Expression profiling by high throughput sequencing
Summary
The model organism Encyclopedia of DNA Elements project (modENCODE) has produced a comprehensive annotation of D. melanogaster transcript models based on an enormous amount of high-throughput experimental data. However, some transcribed elements may not be functional, and technical artifacts may lead to erroneous inference of transcription. Inter-species comparison provides confidence to predicted annotation, since transcriptional activity that has been evolutionarily conserved is likely to have an advantageous function. We have performed RNA-Seq and CAGE-Seq experiments on more than 80 samples from multiple tissues and stages of 15 Drosophila species, including 8 previously unsequenced genomes.
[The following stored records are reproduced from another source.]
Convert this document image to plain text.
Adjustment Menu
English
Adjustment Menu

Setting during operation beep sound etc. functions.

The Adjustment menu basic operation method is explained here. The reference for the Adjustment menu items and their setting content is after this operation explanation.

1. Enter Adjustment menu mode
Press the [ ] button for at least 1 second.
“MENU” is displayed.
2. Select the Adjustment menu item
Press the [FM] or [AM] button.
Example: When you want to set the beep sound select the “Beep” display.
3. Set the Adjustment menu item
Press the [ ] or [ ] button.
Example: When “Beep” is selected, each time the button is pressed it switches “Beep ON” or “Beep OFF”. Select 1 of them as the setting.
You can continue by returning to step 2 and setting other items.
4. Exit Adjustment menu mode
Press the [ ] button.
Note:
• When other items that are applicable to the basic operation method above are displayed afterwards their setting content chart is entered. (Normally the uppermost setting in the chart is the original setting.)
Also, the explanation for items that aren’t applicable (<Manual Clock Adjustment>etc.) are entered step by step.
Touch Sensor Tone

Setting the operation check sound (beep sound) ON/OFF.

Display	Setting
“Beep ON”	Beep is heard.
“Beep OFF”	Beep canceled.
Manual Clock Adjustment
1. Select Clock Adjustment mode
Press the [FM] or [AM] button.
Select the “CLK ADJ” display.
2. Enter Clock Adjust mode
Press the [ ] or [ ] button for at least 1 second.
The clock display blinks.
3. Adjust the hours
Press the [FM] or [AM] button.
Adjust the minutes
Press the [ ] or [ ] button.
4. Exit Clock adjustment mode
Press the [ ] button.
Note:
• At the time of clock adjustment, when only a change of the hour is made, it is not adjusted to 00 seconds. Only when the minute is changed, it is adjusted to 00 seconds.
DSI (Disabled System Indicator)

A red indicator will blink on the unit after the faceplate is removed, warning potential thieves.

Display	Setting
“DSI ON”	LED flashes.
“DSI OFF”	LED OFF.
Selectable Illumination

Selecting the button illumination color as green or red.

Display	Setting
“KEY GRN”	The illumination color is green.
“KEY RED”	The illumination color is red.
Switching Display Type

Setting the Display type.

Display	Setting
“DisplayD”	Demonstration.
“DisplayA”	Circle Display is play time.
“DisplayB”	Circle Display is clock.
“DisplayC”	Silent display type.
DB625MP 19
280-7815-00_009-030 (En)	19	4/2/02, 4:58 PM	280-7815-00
We have found strikingly conserved sequence, expression, and splicing for the vast majority of transcript models in modENCODE annotation (e.g. 99% exons of coding sequences (CDS), 88% exons of untranslated regions (UTR), and 87% splicing events), indicating that the transcriptome annotation is of very high quality. We also describe dynamic transcriptome evolution within the Drosophila genus, including conserved promoter structure, labile positions of transcription start sites, and rapidly evolving RNA-editing events. We demonstrate how this phylogenetic approach to DNA element validation will prove useful in the annotation of other high priority genomes, especially for genomes that are less compact than Drosophila (e.g. the vast majority of vertebrate genomes).